One of Ireland's leading forest management groups insists that the Government must address a series of challenges facing the industry in order for forestry to prosper further.
Forestry, with an annual budget output of €2.2 billion, is set to outperform beef in the near future. Government policy wants to increase forest cover in Ireland by 17 per cent by the year 2030. This policy has already been driven by the introduction of grant schemes to encourage land owners to consider forest as a worthwhile land use and investment and also as an alternative to agricultural production systems.
However, Padraig Egan, General Manager of SWS Forestry says much more needs to be done.
'Do we have to wait for a consultancy report in a decade or so hence to tell us of the missed opportunity, to tell us why we failed to reach the government objective of 17 per cent afforestation from 11 per cent currently, why we ignored a substantial report (COFORD 2013) that told us the availability of land was more critical than previously thought? Or, are we going to grab the opportunity now? These are very pertinent questions to which the government holds the answers.'
SWS Forestry has 25 years worth of experience in private forest management and has successfully managed over 36,000ha of private forests.
Joe Fitzgerald is the SWS Area Manager for Wicklow. The Garden County currently has the largest afforested land mass in the country with close to 22 per cent of the land covered in woodland.
Mr Fitzgerald feels forestry has proved itself to be one of the best investments any farmer can make.
'Those who invested in the industry 15 to 20 years ago are now set to receive up to €10,000/acre from the timber crop production. In addition the land value has increased. Those who took the longer term view will now see their investment returning dividends.'
He is also of the opinion that forestry may offer 'a far better bet for farmers who no longer feel they are getting an adequate return from beef.'
According to Padraig Egan, some 178,000 ha of 'unenclosed' land is currently 'sterilised' by the Government. The land in question generally consists of peat soils with low levels of existing agriculture productivity and would be perfectly suitable for afforestation.

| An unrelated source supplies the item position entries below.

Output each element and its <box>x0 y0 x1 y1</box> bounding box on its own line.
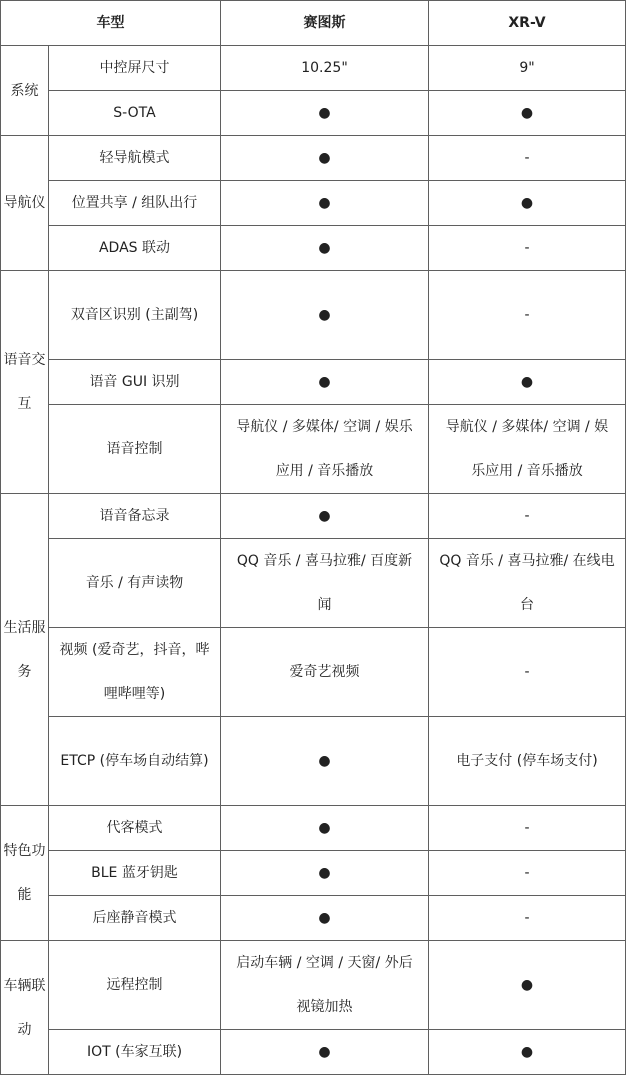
feature-cell: 轻导航模式 <box>49 136 221 181</box>
value-cell-a: ● <box>221 851 429 896</box>
table-row <box>1 360 626 405</box>
value-cell-b: - <box>429 851 626 896</box>
header-car-a: 赛图斯 <box>221 1 429 46</box>
feature-cell: 视频 (爱奇艺，抖音，哔哩哔哩等) <box>49 628 221 717</box>
table-row <box>1 628 626 717</box>
feature-cell: 位置共享 / 组队出行 <box>49 181 221 226</box>
feature-cell: 语音 GUI 识别 <box>49 360 221 405</box>
feature-cell: 代客模式 <box>49 806 221 851</box>
feature-cell: 语音控制 <box>49 405 221 494</box>
feature-cell: 后座静音模式 <box>49 896 221 941</box>
table-row <box>1 46 626 91</box>
value-cell-b: 电子支付 (停车场支付) <box>429 717 626 806</box>
value-cell-b: ● <box>429 1030 626 1075</box>
feature-cell: 中控屏尺寸 <box>49 46 221 91</box>
value-cell-a: 导航仪 / 多媒体/ 空调 / 娱乐应用 / 音乐播放 <box>221 405 429 494</box>
feature-cell: IOT (车家互联) <box>49 1030 221 1075</box>
table-row <box>1 539 626 628</box>
category-cell: 语音交互 <box>1 271 49 494</box>
category-cell: 系统 <box>1 46 49 136</box>
table-row <box>1 494 626 539</box>
feature-cell: 远程控制 <box>49 941 221 1030</box>
value-cell-b: - <box>429 628 626 717</box>
category-cell: 车辆联动 <box>1 941 49 1075</box>
feature-cell: 双音区识别 (主副驾) <box>49 271 221 360</box>
value-cell-b: - <box>429 494 626 539</box>
header-row <box>1 1 626 46</box>
value-cell-a: ● <box>221 181 429 226</box>
value-cell-b: ● <box>429 941 626 1030</box>
category-cell: 生活服务 <box>1 494 49 806</box>
table-row <box>1 226 626 271</box>
value-cell-a: ● <box>221 226 429 271</box>
table-row <box>1 181 626 226</box>
table-row <box>1 717 626 806</box>
value-cell-a: ● <box>221 896 429 941</box>
header-car-b: XR-V <box>429 1 626 46</box>
value-cell-b: - <box>429 806 626 851</box>
value-cell-a: 启动车辆 / 空调 / 天窗/ 外后视镜加热 <box>221 941 429 1030</box>
table-row <box>1 1030 626 1075</box>
value-cell-b: - <box>429 136 626 181</box>
table-row <box>1 896 626 941</box>
value-cell-a: ● <box>221 360 429 405</box>
value-cell-a: 爱奇艺视频 <box>221 628 429 717</box>
table-row <box>1 271 626 360</box>
value-cell-b: ● <box>429 91 626 136</box>
value-cell-b: - <box>429 896 626 941</box>
table-row <box>1 851 626 896</box>
table-row <box>1 405 626 494</box>
value-cell-b: QQ 音乐 / 喜马拉雅/ 在线电台 <box>429 539 626 628</box>
feature-cell: BLE 蓝牙钥匙 <box>49 851 221 896</box>
table-row <box>1 91 626 136</box>
value-cell-a: ● <box>221 494 429 539</box>
table-row <box>1 136 626 181</box>
feature-cell: 音乐 / 有声读物 <box>49 539 221 628</box>
value-cell-b: - <box>429 226 626 271</box>
value-cell-b: 9" <box>429 46 626 91</box>
value-cell-b: 导航仪 / 多媒体/ 空调 / 娱乐应用 / 音乐播放 <box>429 405 626 494</box>
table-row <box>1 806 626 851</box>
value-cell-a: 10.25" <box>221 46 429 91</box>
value-cell-a: ● <box>221 806 429 851</box>
value-cell-b: ● <box>429 181 626 226</box>
value-cell-a: ● <box>221 717 429 806</box>
value-cell-b: ● <box>429 360 626 405</box>
feature-cell: S-OTA <box>49 91 221 136</box>
feature-cell: ADAS 联动 <box>49 226 221 271</box>
value-cell-a: ● <box>221 91 429 136</box>
value-cell-a: QQ 音乐 / 喜马拉雅/ 百度新闻 <box>221 539 429 628</box>
category-cell: 导航仪 <box>1 136 49 271</box>
value-cell-a: ● <box>221 1030 429 1075</box>
value-cell-b: - <box>429 271 626 360</box>
table-row <box>1 941 626 1030</box>
header-model: 车型 <box>1 1 221 46</box>
feature-cell: ETCP (停车场自动结算) <box>49 717 221 806</box>
category-cell: 特色功能 <box>1 806 49 941</box>
value-cell-a: ● <box>221 271 429 360</box>
feature-cell: 语音备忘录 <box>49 494 221 539</box>
value-cell-a: ● <box>221 136 429 181</box>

'This land bank has got to be assessed in a positive way in order to maximise its potential for the land owners and the state. This asset will not affect the environment or agricultural production by its utilisation of afforestation.'
The use of forest residue to generate heat and power only stands at 1.3 per cent in Ireland, compared to 18 per cent in Finland.
'Forestry is the microcosm that will test the State's economic vision and in particular its commitment, or lack of it, to rural development. There is a sense in which the opportunity is talked about rather than acted upon,' concludes Mr Fitzgerald.